En el Pirineo hay unas cuantas iniciativas de crianza respetuosa de gallinas, con espacio, aire libre y anchos horizontes

Las gallinas ponen huevos con insistencia / Foto: Albert Villaró y Montse Ferrer
Iniciativas de crianza respetuosa de gallinas al aire libre / Foto: Montse Ferrer

Las gallinas ponen huevos con una insistencia sorprendente —y aquí la intervención humana y la selección ha estado determinando. Mucha gente de ciudad no acaba de entender cómo funciona el proceso, y muchos todavía piensan que es necesaria la intervención de un gallo. Y no. Ponen porque sí, cada día, o casi cada día. Si viven en un entorno natural, en invierno pondrán menos, porque tienen menos horas de luz. Y de aquí llora a la criatura, porque las pobres gallinas, en los tiempos industriales, han sido desplazadas del entorno familiar, donde eran libres y felices, paseando por la era, para ponerlas en unos terribles campos de concentración, donde no se pueden ni mover de las jaulas verticales, donde hay luz las veinticuatro horas del día, donde son explotadas sin piedad y, así que empiezan a reducir la productividad, son eliminadas sin ninguna consideración. Son las granjas intensivas: si compráis huevos en la tienda, llevarán el código 3 impreso sobre el huevo. Eso no puede ser. Por suerte, cada vez hay más criadores que priman el bienestar de las gallinas sobre la productividad: los códigos 1 y, especialmente, el 0, que indica la producción ecológica.

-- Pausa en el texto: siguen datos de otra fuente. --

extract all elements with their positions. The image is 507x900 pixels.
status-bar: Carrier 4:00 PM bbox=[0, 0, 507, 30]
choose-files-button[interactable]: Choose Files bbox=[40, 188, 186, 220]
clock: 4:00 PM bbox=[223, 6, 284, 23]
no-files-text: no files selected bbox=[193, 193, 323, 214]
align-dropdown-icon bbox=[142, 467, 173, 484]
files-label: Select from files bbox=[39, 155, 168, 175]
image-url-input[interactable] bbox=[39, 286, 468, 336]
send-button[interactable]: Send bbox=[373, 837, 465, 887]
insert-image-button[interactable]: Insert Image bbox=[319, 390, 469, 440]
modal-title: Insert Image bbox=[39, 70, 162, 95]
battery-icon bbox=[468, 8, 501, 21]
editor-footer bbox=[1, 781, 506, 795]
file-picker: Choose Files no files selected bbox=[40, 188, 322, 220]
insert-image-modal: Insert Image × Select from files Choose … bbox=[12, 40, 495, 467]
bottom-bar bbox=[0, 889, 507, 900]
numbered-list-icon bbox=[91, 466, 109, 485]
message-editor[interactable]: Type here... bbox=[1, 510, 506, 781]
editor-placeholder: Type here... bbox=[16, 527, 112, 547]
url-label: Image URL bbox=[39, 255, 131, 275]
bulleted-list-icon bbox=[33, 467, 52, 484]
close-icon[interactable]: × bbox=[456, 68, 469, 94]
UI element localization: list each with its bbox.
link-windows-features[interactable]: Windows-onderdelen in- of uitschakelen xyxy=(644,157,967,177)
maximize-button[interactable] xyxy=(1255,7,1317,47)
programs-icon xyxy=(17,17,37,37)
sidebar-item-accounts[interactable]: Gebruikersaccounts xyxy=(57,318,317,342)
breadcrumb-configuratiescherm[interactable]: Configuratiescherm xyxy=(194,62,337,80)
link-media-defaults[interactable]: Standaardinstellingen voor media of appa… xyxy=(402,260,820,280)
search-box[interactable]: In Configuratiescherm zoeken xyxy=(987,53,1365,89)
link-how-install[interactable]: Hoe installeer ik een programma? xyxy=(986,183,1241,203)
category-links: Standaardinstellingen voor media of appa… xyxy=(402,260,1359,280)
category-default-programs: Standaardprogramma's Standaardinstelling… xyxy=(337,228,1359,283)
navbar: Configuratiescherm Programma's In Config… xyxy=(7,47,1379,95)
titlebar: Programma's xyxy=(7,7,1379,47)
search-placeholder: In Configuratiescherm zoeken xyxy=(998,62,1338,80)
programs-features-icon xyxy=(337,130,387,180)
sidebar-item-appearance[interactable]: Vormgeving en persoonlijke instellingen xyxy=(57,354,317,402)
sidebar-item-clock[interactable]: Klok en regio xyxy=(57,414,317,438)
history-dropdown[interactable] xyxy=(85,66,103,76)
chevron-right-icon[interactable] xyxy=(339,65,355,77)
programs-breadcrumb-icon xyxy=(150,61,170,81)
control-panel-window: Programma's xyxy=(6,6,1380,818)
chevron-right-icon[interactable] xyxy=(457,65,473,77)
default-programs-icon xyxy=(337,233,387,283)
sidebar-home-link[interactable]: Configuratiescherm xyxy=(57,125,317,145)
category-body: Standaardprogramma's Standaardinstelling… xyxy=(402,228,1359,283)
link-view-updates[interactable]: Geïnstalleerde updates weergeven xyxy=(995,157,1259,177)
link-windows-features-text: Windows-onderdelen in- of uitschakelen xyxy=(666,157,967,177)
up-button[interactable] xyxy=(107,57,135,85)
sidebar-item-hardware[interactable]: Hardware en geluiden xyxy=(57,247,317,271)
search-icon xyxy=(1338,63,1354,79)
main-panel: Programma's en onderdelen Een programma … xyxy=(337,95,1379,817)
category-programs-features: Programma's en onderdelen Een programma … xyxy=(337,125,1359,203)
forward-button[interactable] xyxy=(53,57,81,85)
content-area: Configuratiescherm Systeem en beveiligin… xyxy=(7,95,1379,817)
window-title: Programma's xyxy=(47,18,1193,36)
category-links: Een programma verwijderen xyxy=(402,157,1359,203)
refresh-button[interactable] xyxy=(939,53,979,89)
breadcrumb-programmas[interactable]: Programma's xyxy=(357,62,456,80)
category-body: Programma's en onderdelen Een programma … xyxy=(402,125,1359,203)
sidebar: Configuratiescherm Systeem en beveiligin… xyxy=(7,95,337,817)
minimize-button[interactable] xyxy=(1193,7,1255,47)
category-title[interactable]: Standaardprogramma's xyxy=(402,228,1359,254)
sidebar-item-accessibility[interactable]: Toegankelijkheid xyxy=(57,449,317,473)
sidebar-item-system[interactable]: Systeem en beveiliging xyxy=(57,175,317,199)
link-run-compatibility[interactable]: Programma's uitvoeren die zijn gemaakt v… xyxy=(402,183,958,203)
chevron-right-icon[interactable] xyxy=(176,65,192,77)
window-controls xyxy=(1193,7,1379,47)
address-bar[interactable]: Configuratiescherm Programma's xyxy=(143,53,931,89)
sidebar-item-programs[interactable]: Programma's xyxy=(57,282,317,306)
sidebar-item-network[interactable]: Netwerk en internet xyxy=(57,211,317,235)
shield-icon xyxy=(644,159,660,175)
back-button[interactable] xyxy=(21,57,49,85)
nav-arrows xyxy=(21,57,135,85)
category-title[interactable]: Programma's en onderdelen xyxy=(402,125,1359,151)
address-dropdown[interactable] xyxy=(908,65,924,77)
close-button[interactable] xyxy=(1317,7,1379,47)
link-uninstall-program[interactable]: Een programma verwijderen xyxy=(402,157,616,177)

Huevos gallinas alimentos granja / Foto: Albert Villaró y Montse Ferrer
Las gallinas ponen huevos con una insistencia sorprendente / Foto: Montse Ferrer

En el Pirineo hay unas cuantas iniciativas de crianza respetuosa de gallinas, con espacio, aire libre y anchos horizontes. Por ejemplo, en Calbinyà, formidable mirador sobre Urgellet, hay un proyecto estimulante, que saca adelante al joven Pere Roca. Después de atravesar la laguna Estígia del reglamentario calvario burocrático, capaz de derrotar al más voluntarioso y resiliente de los emprendedores, Pere hace poco que tiene todos los permisos necesarios y ya comercializa —en rigurosa venta de proximidad— los huevos. De momento ha empezado con trescientas gallinas, que campan contentas por la pradera, esperando que muy pronto lleguen nuevos contingentes, hasta las ochocientas gallináceas previstas. La empresa, y no podía ser de ninguno de otra manera, con una audaz maniobra de branding, se llama ‘Amb Un Parell’ (Con Un Par). Con este nombre, el éxito está asegurado.